Carmelo Anthony has never been a free agent. But he will be next summer.
Before moving forward, let’s retrace our steps. A month ago Melo and Jason Kidd both attended a charity event. Lightheartedly, Kidd asked his former teammate what his intentions were next summer, semi-jokinginly hinting Los Angeles. Anthony wasted no time nipping the topic in the bud, “I’m not. I’m just not going to do it. I’m going to let everybody know the first day that I’m not going to talk about it. Hopefully you guys and your colleagues respect that, and that’s it.”
The tides have done a complete 180 since then. Carmelo’s singing a totally different tune.
The reigning NBA scoring champ may have opened a Pandora’s Box he won’t be able to close by telling New York Observer, “I want to be a free agent. I think everybody in the NBA dreams to be a free agent at least one time in their career. It’s like you have an evaluation period, you know. It’s like if I’m in the gym and I have all the coaches, all the owners, all the GMs come into the gym and just evaluate everything I do. So yes, I want that experience.”
On one hand, Melo wants the feeling of being pursued at least once in his career, something well within his right. And this could all be hot air seeing as how he stands to make the most money staying in Manhattan to the tune of $129,135,806 over five years. The financial edge stands in the Knicks favor, and a guaranteed fifth year is vital during the negotiation process.
On the other, Melo will be 30-years-old soon. Still roughly in the prime of his career, but as the lone member in the top five of the heralded Class of 2003 without a title, maneuvering to a location better equipped for a championship ranks as a very real necessity. There’s also the laundry list of future problems looming over the Knicks, as Grantland’s NBA guru Zach Lowe outlined earlier this week. And there’s always the provocative Lakers angle which just received another defibulator shot to the chest.

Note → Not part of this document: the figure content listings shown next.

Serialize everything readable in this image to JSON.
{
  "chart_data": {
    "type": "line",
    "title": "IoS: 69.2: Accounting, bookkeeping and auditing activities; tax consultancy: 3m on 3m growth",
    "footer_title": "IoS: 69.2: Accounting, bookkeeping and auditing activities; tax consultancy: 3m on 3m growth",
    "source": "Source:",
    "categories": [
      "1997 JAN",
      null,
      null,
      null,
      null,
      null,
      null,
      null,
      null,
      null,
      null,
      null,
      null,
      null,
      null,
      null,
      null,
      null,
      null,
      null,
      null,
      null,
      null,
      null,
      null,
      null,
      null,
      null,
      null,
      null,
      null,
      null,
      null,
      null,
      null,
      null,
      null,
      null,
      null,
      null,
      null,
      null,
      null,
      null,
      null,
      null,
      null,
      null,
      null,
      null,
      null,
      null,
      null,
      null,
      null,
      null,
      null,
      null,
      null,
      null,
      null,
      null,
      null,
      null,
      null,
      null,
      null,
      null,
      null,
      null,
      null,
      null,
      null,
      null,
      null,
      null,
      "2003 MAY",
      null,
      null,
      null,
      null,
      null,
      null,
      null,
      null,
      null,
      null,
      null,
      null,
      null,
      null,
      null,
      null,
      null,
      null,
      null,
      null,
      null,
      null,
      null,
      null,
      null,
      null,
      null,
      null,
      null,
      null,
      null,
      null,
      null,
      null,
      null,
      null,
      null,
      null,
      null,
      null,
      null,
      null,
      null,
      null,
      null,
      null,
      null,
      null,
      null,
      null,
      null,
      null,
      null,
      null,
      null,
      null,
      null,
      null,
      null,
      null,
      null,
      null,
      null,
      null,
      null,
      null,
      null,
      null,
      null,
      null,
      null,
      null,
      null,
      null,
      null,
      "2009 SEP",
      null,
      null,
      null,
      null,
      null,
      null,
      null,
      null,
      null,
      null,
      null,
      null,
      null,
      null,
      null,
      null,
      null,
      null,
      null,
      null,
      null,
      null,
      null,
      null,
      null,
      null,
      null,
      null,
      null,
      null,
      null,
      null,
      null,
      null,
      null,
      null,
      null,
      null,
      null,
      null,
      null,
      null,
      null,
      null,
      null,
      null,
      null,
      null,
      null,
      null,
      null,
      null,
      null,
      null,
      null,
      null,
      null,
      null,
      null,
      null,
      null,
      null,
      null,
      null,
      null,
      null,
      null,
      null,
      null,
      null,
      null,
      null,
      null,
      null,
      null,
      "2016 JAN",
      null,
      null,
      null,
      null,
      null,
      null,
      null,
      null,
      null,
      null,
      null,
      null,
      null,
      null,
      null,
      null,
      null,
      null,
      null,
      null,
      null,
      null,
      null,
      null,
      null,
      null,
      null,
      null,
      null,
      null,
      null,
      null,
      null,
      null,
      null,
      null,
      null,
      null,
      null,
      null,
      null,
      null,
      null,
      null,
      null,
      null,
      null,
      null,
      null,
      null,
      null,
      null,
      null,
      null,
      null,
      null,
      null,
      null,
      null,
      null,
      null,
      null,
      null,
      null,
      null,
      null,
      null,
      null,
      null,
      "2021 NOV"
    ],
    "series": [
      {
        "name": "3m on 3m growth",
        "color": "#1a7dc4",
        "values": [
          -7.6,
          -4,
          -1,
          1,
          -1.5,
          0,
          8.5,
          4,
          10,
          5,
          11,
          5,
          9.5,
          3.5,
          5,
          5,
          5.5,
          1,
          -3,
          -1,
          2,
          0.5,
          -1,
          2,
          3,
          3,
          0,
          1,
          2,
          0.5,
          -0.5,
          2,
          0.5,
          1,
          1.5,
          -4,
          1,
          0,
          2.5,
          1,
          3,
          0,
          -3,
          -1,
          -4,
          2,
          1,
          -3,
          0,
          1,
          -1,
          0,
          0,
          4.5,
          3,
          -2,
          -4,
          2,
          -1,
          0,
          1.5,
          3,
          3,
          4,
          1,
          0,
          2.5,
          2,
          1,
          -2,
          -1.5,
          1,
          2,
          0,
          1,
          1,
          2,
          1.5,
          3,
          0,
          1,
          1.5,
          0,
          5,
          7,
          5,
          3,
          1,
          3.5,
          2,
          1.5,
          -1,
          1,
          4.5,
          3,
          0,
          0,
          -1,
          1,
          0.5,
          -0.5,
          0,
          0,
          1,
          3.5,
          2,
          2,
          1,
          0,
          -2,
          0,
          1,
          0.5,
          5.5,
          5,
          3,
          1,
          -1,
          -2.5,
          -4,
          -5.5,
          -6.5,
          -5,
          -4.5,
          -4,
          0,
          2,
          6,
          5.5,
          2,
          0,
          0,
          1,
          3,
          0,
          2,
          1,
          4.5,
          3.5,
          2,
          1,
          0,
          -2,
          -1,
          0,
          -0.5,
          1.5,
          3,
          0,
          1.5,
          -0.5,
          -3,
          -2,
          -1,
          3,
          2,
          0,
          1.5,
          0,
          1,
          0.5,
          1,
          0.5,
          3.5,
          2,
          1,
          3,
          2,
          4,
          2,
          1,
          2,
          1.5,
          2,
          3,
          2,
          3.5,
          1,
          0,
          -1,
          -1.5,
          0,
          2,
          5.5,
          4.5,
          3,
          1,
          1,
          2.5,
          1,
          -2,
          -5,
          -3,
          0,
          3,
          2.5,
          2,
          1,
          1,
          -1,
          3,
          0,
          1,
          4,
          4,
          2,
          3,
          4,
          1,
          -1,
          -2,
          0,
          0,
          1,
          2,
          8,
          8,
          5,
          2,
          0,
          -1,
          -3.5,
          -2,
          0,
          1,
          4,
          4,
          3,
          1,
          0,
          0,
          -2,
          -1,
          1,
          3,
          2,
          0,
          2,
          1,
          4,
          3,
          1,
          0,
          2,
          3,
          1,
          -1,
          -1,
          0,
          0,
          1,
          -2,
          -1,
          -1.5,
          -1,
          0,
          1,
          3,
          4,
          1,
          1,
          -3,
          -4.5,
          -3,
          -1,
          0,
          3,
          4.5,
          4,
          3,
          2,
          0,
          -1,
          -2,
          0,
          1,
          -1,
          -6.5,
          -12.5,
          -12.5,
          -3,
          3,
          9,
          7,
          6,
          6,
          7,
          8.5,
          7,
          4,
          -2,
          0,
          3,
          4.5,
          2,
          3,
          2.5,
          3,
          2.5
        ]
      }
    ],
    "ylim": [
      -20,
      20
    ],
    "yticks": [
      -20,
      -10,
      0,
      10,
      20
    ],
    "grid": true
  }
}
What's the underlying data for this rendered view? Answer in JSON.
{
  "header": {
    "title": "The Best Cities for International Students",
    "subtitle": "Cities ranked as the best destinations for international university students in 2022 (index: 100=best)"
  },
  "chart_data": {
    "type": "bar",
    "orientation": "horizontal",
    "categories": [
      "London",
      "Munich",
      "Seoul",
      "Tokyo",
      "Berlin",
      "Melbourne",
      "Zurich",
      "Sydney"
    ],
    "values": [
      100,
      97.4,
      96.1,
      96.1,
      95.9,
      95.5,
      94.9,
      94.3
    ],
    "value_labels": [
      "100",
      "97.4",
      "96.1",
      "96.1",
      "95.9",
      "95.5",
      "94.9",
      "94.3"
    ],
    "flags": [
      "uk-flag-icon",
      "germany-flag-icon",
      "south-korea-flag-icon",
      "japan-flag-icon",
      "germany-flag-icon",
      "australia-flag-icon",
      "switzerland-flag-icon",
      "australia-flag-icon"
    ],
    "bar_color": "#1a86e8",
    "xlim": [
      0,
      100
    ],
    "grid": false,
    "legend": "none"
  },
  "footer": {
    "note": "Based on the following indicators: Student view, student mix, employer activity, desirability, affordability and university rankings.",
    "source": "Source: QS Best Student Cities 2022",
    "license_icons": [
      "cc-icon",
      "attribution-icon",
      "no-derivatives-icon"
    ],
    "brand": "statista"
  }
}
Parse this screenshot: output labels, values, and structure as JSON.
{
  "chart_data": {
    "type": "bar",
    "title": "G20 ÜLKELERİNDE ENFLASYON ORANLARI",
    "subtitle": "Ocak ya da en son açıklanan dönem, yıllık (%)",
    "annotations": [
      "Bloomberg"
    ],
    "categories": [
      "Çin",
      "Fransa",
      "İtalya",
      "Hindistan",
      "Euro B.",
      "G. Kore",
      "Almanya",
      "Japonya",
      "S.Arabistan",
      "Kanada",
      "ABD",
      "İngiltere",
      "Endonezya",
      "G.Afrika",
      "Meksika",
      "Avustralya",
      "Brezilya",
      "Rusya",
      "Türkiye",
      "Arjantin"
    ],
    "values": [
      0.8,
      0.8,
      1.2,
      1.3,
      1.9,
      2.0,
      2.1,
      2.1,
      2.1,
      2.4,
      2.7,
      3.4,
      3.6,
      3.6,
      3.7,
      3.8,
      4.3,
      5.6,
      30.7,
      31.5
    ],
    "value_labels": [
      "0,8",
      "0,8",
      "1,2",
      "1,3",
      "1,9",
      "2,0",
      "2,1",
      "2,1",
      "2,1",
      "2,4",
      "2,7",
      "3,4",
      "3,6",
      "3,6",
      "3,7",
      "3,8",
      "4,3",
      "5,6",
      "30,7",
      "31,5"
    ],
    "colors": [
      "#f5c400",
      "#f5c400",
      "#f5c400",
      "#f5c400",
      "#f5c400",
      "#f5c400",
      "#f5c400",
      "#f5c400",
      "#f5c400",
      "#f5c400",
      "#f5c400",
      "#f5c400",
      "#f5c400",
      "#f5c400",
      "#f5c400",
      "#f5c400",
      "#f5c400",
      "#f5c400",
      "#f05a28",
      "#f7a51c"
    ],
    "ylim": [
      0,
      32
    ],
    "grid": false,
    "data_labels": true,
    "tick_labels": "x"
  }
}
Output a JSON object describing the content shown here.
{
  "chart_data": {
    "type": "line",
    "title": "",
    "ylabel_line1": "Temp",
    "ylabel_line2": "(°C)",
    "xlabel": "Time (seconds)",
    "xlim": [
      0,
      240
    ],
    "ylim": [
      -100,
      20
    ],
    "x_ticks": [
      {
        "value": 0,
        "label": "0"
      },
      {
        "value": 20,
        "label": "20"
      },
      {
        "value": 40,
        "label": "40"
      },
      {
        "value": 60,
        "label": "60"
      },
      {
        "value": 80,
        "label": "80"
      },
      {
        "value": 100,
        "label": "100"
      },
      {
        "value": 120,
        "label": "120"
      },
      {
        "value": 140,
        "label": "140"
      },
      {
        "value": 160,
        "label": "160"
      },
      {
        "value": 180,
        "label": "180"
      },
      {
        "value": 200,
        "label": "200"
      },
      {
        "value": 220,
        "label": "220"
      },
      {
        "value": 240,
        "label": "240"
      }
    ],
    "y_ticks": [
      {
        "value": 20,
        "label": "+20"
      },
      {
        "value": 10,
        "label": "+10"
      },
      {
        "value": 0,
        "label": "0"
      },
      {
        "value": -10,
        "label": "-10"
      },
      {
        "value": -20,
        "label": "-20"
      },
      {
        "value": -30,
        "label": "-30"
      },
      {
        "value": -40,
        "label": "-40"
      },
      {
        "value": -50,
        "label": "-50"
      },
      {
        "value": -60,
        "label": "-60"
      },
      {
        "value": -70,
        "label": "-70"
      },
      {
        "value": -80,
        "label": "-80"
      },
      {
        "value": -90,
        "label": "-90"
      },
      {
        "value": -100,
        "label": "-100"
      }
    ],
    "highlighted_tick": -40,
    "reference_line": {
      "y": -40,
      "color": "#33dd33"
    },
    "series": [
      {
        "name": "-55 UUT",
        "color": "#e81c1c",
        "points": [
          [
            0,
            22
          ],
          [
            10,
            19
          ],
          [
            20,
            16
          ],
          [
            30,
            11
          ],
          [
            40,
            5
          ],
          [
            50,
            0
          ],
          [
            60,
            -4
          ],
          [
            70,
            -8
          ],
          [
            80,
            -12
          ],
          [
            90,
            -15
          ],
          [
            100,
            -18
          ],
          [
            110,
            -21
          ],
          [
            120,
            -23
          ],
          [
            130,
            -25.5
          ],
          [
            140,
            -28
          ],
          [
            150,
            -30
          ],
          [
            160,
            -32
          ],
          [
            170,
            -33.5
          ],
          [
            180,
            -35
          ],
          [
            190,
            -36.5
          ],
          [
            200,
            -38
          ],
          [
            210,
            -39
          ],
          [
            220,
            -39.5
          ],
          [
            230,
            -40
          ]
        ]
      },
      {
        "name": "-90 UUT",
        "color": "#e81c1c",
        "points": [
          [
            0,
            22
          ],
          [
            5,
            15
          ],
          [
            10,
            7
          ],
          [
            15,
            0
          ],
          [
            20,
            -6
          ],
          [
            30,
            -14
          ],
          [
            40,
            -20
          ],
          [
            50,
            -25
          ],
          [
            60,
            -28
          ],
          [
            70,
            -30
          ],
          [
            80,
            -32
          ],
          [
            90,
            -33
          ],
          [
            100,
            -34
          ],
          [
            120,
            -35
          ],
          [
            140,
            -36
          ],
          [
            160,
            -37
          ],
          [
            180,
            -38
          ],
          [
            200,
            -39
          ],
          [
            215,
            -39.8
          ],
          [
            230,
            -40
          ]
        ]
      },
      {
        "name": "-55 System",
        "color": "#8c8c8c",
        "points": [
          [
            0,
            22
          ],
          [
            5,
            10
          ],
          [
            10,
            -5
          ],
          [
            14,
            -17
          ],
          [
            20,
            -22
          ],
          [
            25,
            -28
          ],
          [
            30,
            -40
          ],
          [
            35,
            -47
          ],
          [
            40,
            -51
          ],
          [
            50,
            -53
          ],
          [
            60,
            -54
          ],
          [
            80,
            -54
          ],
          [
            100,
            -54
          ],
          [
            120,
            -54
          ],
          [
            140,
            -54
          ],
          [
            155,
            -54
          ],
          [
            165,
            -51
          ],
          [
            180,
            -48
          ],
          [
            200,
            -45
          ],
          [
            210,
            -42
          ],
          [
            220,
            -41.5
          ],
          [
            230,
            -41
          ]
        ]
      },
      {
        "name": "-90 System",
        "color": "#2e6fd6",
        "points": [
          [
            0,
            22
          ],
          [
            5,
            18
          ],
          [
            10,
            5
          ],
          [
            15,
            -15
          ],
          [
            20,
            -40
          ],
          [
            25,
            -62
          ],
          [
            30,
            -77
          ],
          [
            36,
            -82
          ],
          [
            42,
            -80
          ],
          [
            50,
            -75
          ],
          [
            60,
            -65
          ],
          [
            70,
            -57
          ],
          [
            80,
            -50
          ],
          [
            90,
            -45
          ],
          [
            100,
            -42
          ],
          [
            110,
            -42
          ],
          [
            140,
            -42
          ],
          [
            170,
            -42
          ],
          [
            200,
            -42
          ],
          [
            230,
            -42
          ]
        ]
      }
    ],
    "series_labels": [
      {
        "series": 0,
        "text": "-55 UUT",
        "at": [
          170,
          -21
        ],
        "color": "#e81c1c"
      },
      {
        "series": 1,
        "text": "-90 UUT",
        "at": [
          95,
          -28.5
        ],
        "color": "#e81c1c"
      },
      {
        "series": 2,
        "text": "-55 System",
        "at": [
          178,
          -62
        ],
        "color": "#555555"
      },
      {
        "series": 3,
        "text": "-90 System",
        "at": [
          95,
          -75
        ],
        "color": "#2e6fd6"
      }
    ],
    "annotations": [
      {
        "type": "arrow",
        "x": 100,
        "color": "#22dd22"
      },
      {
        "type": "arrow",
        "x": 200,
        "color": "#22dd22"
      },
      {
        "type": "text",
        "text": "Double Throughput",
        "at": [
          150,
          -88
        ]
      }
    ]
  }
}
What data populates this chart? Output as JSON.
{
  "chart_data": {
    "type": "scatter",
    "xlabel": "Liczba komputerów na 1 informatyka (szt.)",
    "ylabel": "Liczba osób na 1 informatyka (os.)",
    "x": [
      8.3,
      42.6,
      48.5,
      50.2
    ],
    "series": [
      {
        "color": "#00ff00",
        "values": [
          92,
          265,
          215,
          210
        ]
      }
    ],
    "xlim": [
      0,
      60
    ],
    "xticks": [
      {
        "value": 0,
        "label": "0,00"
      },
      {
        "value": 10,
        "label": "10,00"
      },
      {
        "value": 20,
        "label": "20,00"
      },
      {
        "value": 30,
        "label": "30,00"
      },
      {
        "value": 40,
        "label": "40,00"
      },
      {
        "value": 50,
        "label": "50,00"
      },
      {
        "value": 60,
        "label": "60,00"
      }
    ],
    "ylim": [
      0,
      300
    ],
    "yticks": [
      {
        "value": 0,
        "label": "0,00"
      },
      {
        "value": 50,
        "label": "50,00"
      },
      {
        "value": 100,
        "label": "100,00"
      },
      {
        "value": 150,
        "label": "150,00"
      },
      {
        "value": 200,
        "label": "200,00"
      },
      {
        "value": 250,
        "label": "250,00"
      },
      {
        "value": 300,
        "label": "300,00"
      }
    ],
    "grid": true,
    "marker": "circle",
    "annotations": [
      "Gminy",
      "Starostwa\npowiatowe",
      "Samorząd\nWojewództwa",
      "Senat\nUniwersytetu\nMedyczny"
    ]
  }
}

The Knicks can’t hit the panic button either. If Melo does privately inform them he’s walking next summer, trading him probably isn’t feasible either giving how adamant Anthony is with testing free agency. No team will gut their roster in the manner New York did for Melo in 2011 without the guarantee he’ll re-upping with them in 2014. The worst case scenario for the Knicks? They win 45+ games, make the playoffs, Carmelo leaves and they don’t secure a lottery pick.
What all this means for the future, hell if I know. Melo could very well resign with New York and this’ll look like a waste of space come next July. My prediction track record leaves a lot to be desired anyway. All I know, we’ve officially entered the “we need to talk” text message phase of the Carmelo Anthony/Knicks relationship.